In the last month the British pound has performed the second worst of all the major currencies beaten only by the Swedish krona. The British pound is down 2.04% against the US dollar, 2% on the Swiss franc and 0.2% on the euro. With the outbreak of war and the sanctions that follow we are expecting to see a rapidly reduced number of interest rate hikes this year by the Bank of England and into 2023. The fall in the price of the pound is expected as it does tend to perform best when rate hikes are on the horizon. So, on the flip side it will likely under-perform when the possibility of rate hikes diminish.
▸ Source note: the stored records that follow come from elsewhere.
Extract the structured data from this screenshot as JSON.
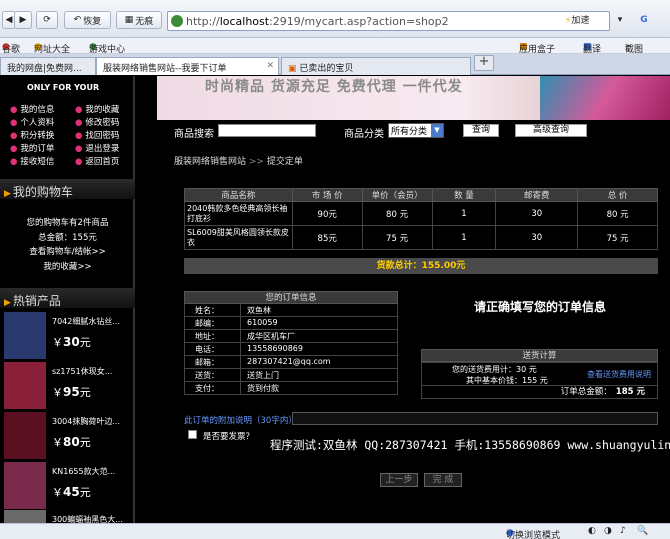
{
  "browser": {
    "nav": {
      "back": "◀",
      "forward": "▶",
      "refresh": "⟳",
      "restore": "恢复",
      "no_ad": "无痕"
    },
    "address": {
      "prefix": "http://",
      "host": "localhost",
      "rest": ":2919/mycart.asp?action=shop2"
    },
    "accelerate": "加速",
    "favorites": [
      "谷歌",
      "网址大全",
      "游戏中心"
    ],
    "fav_right": [
      "应用盒子",
      "翻译",
      "截图"
    ],
    "tabs": [
      {
        "label": "我的网盘|免费网...",
        "active": false
      },
      {
        "label": "服装网络销售网站--我要下订单",
        "active": true
      },
      {
        "label": "已卖出的宝贝",
        "active": false
      }
    ],
    "status_mode": "切换浏览模式"
  },
  "sidebar": {
    "only_for_you": "ONLY FOR YOUR",
    "member_links": [
      [
        "我的信息",
        "我的收藏"
      ],
      [
        "个人资料",
        "修改密码"
      ],
      [
        "积分转换",
        "找回密码"
      ],
      [
        "我的订单",
        "退出登录"
      ],
      [
        "接收短信",
        "返回首页"
      ]
    ],
    "cart_title": "我的购物车",
    "cart_count": "您的购物车有2件商品",
    "cart_total": "总金额：155元",
    "cart_view": "查看购物车/结帐>>",
    "my_fav": "我的收藏>>",
    "hot_title": "热销产品",
    "hot_items": [
      {
        "name": "7042细腻水钻丝...",
        "price": "30",
        "color": "#2b3a6e"
      },
      {
        "name": "sz1751休现女...",
        "price": "95",
        "color": "#8a1f3a"
      },
      {
        "name": "3004抹胸荷叶边...",
        "price": "80",
        "color": "#5a1020"
      },
      {
        "name": "KN1655款大范...",
        "price": "45",
        "color": "#7a2a4a"
      },
      {
        "name": "300蝙蝠袖黑色大...",
        "price": "",
        "color": "#6a6a6a"
      }
    ],
    "currency": "￥",
    "yuan": "元"
  },
  "banner": {
    "slogan": "时尚精品  货源充足  免费代理  一件代发"
  },
  "search": {
    "label": "商品搜索",
    "cat_label": "商品分类",
    "cat_value": "所有分类",
    "search_btn": "查询",
    "adv_btn": "高级查询"
  },
  "breadcrumb": {
    "home": "服装网络销售网站",
    "sep": ">>",
    "current": "提交定单"
  },
  "cart": {
    "headers": [
      "商品名称",
      "市 场 价",
      "单价（会员）",
      "数 量",
      "邮寄费",
      "总 价"
    ],
    "rows": [
      [
        "2040韩款多色经典高领长袖打底衫",
        "90元",
        "80 元",
        "1",
        "30",
        "80 元"
      ],
      [
        "SL6009甜美风格圆领长款皮衣",
        "85元",
        "75 元",
        "1",
        "30",
        "75 元"
      ]
    ],
    "total": "货款总计：155.00元"
  },
  "order_info": {
    "title": "您的订单信息",
    "rows": [
      [
        "姓名：",
        "双鱼林"
      ],
      [
        "邮编：",
        "610059"
      ],
      [
        "地址：",
        "成华区机车厂"
      ],
      [
        "电话：",
        "13558690869"
      ],
      [
        "邮箱：",
        "287307421@qq.com"
      ],
      [
        "送货：",
        "送货上门"
      ],
      [
        "支付：",
        "货到付款"
      ]
    ]
  },
  "confirm_text": "请正确填写您的订单信息",
  "shipping": {
    "title": "送货计算",
    "fee_line": "您的送货费用计：30 元",
    "base_line": "其中基本价钱：155 元",
    "link": "查看送货费用说明",
    "order_total_label": "订单总金额：",
    "order_total": "185 元"
  },
  "notes": {
    "label": "此订单的附加说明（30字内）",
    "invoice": "是否要发票？"
  },
  "tester": "程序测试:双鱼林 QQ:287307421 手机:13558690869 www.shuangyulin.com",
  "buttons": {
    "prev": "上一步",
    "finish": "完 成"
  }
}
The UK finds itself is a tricky situation when it comes to inflation. Markets are predicting inflation getting up to 8% in April, up 0.3% from last months forecast due to the conflict in Europe. Oli and gas prices are on the rise over ($100 a barrel) with the knock-on effect of petrol prices in the UK with the average price of unleaded petrol jumping to 151.25p yesterday. The price of oil affects the vast majority of the supply chain of which costs will be passed onto consumers with increased prices. The Bank of England use interest rate hikes as a tool to manage inflation, a global conflict makes the decision to hike rates much trickier.
There is limited economic news today with the ongoing conflict in Ukraine set to dominate the headlines for the rest of the week.
Have a good day.
Josh Saunders, Senior Relationship Manager.